Thank you, Stu, for the interesting topic. As some of the collectors on this forum already know, I have a large collection of first British LoTR editions, as it was earlier my primary focus of collecting, especially in the years 2013 and 2014 (in the last 8 to 9 years I have diversified a lot more). What I can tell you from my experience is that there is a very large variation in prices, and even now I can stumble from time to time upon really good deals. These deals are rarer and rarer as years go by. I am 100% sure that a good percentage of purchases are by book dealers that resell later for higher prices, which partially elevates the whole market. Very important is the continuing demand for the books. Patience is a key virtue, as many of our veteran collectors already know. For new collectors, small advice: if you are not cautious, you can blow up your bank pretty quickly if you don't have very deep pockets.
Lokki wrote:
Thank you, Stu, for the interesting topic. As some of the collectors on this forum already know, I have a large collection of first British LoTR editions, as it was earlier my primary focus of collecting, especially in the years 2013 and 2014 (in the last 8 to 9 years I have diversified a lot more). What I can tell you from my experience is that there is a very large variation in prices, and even now I can stumble from time to time upon really good deals. These deals are rarer and rarer as years go by. I am 100% sure that a good percentage of purchases are by book dealers that resell later for higher prices, which partially elevates the whole market. Very important is the continuing demand for the books. Patience is a key virtue, as many of our veteran collectors already know.
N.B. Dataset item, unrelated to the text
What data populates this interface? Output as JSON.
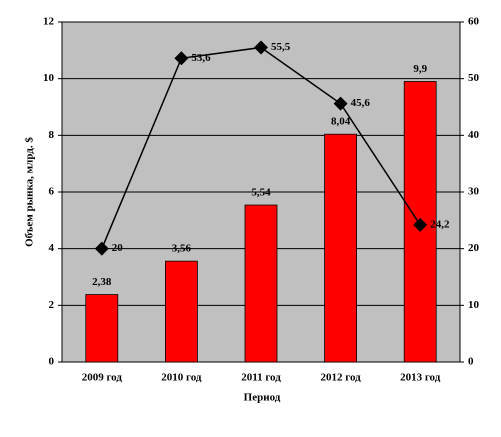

For new collectors, small advice: if you are not cautious, you can blow up your bank pretty quickly if you don't have very deep pockets.
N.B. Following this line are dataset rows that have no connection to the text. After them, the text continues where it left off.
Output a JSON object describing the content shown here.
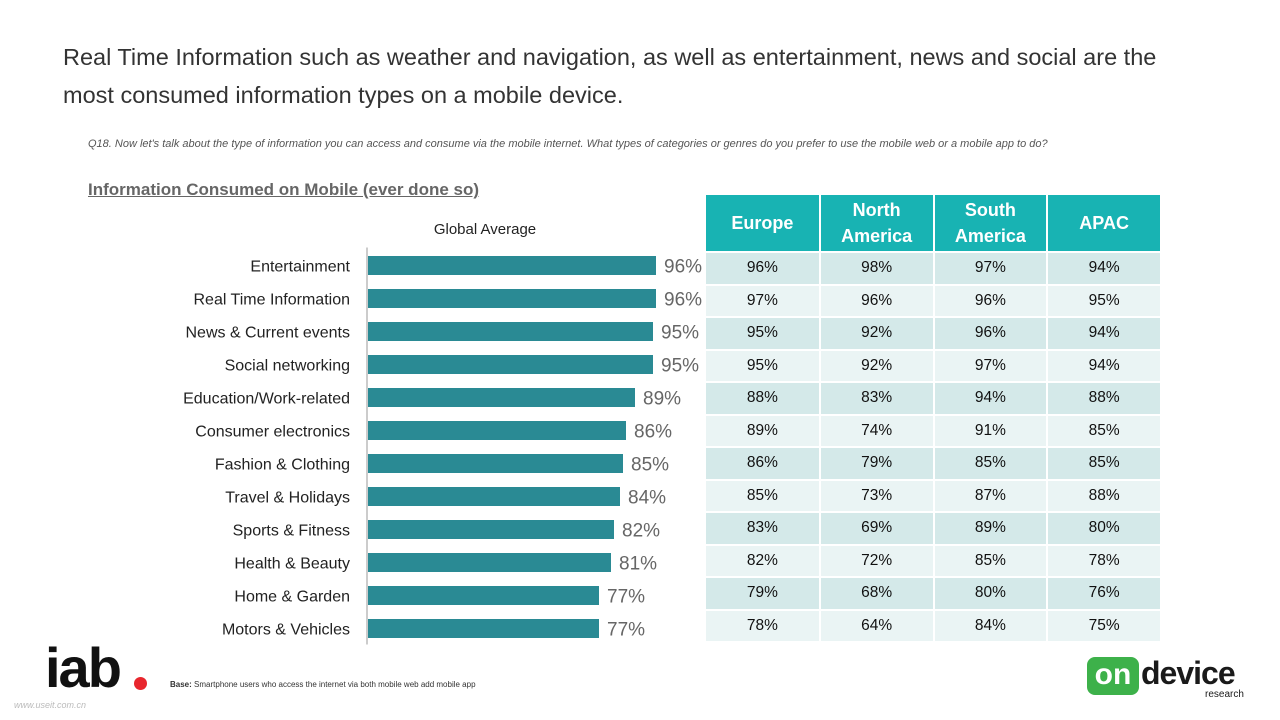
{
  "header": {
    "title": "Real Time Information such as weather and navigation, as well as entertainment, news and social are the most consumed information types on a mobile device.",
    "question": "Q18. Now let's talk about the type of information you can access and consume via the mobile internet. What types of categories or genres do you prefer to use the mobile web or a mobile app to do?",
    "subtitle": "Information Consumed on Mobile (ever done so)"
  },
  "chart_data": {
    "type": "bar",
    "orientation": "horizontal",
    "title": "Global Average",
    "categories": [
      "Entertainment",
      "Real Time Information",
      "News & Current events",
      "Social networking",
      "Education/Work-related",
      "Consumer electronics",
      "Fashion & Clothing",
      "Travel & Holidays",
      "Sports & Fitness",
      "Health & Beauty",
      "Home & Garden",
      "Motors & Vehicles"
    ],
    "values": [
      96,
      96,
      95,
      95,
      89,
      86,
      85,
      84,
      82,
      81,
      77,
      77
    ],
    "labels": [
      "96%",
      "96%",
      "95%",
      "95%",
      "89%",
      "86%",
      "85%",
      "84%",
      "82%",
      "81%",
      "77%",
      "77%"
    ],
    "unit": "%",
    "xlim": [
      0,
      100
    ],
    "bar_color": "#2a8a94"
  },
  "region_table": {
    "headers": [
      "Europe",
      "North America",
      "South America",
      "APAC"
    ],
    "rows": [
      [
        "96%",
        "98%",
        "97%",
        "94%"
      ],
      [
        "97%",
        "96%",
        "96%",
        "95%"
      ],
      [
        "95%",
        "92%",
        "96%",
        "94%"
      ],
      [
        "95%",
        "92%",
        "97%",
        "94%"
      ],
      [
        "88%",
        "83%",
        "94%",
        "88%"
      ],
      [
        "89%",
        "74%",
        "91%",
        "85%"
      ],
      [
        "86%",
        "79%",
        "85%",
        "85%"
      ],
      [
        "85%",
        "73%",
        "87%",
        "88%"
      ],
      [
        "83%",
        "69%",
        "89%",
        "80%"
      ],
      [
        "82%",
        "72%",
        "85%",
        "78%"
      ],
      [
        "79%",
        "68%",
        "80%",
        "76%"
      ],
      [
        "78%",
        "64%",
        "84%",
        "75%"
      ]
    ],
    "header_color": "#18b3b3"
  },
  "footer": {
    "iab_logo": "iab",
    "base_label": "Base:",
    "base_text": "Smartphone users who access the internet via both mobile web add mobile app",
    "watermark": "www.useit.com.cn",
    "ondevice_on": "on",
    "ondevice_device": "device",
    "ondevice_research": "research",
    "accent_green": "#3db14a",
    "accent_red": "#e8262d"
  }
}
If there was one thing I would teach new collectors, it would be "just because you can't see a copy on eBay this week, it doesn't mean it is rare". I think a lot of new buyers don't realise that even relatively common books aren't always just there to be picked up on a whim, and then when they see one being sold by a predatory dealer (and that's most - not all - of them in the Tolkien space), they end up paying three or more times what the item is really worth on the normal open market. We see dealers buying on eBay to flip at multiples of the original price almost daily at this point. This only works because the market is generally poorly informed and some of these professional sellers have fairly poor ethics.
The late Stu wrote:
We see dealers buying on eBay to flip at multiples of the original price almost daily at this point. This only works because the market is generally poorly informed and some of these professional sellers have fairly poor ethics.
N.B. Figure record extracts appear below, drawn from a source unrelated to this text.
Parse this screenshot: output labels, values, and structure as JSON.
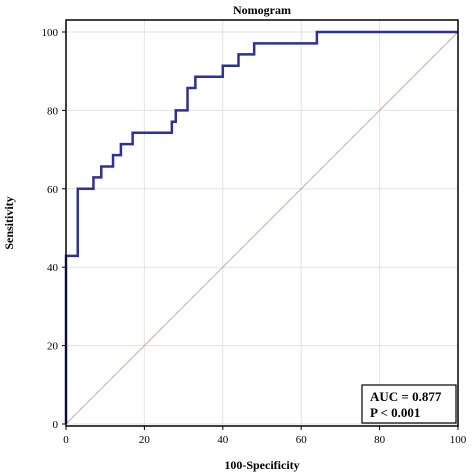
{
  "chart_data": {
    "type": "line",
    "title": "Nomogram",
    "xlabel": "100-Specificity",
    "ylabel": "Sensitivity",
    "xlim": [
      0,
      100
    ],
    "ylim": [
      0,
      100
    ],
    "xticks": [
      0,
      20,
      40,
      60,
      80,
      100
    ],
    "yticks": [
      0,
      20,
      40,
      60,
      80,
      100
    ],
    "grid": true,
    "series": [
      {
        "color": "#2e3192",
        "x": [
          0,
          0,
          0,
          0,
          3,
          3,
          3,
          3,
          7,
          7,
          9,
          9,
          12,
          12,
          14,
          14,
          17,
          17,
          27,
          27,
          28,
          28,
          31,
          31,
          33,
          33,
          40,
          40,
          44,
          44,
          48,
          48,
          64,
          64,
          100
        ],
        "y": [
          0,
          40,
          42.9,
          42.9,
          42.9,
          45.7,
          45.7,
          60,
          60,
          62.9,
          62.9,
          65.7,
          65.7,
          68.6,
          68.6,
          71.4,
          71.4,
          74.3,
          74.3,
          77.1,
          77.1,
          80,
          80,
          85.7,
          85.7,
          88.6,
          88.6,
          91.4,
          91.4,
          94.3,
          94.3,
          97.1,
          97.1,
          100,
          100
        ]
      }
    ],
    "reference_line": {
      "x": [
        0,
        100
      ],
      "y": [
        0,
        100
      ],
      "color": "#c9a9a9"
    },
    "annotation": {
      "auc": "AUC = 0.877",
      "p": "P < 0.001"
    }
  }
}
I would agree with this, the market is not well informed at all when it comes to rarity of items, how often certain items appear for sale or auction prices (really true ways of telling the worth of an item) I see it all the time in other social media spaces. People asking for advice and getting wrong information. This is why we work so hard here at maintaining good auction and recent eBay sales records, as well as the flipping books thread, so collectors can see what is actually happening with the market.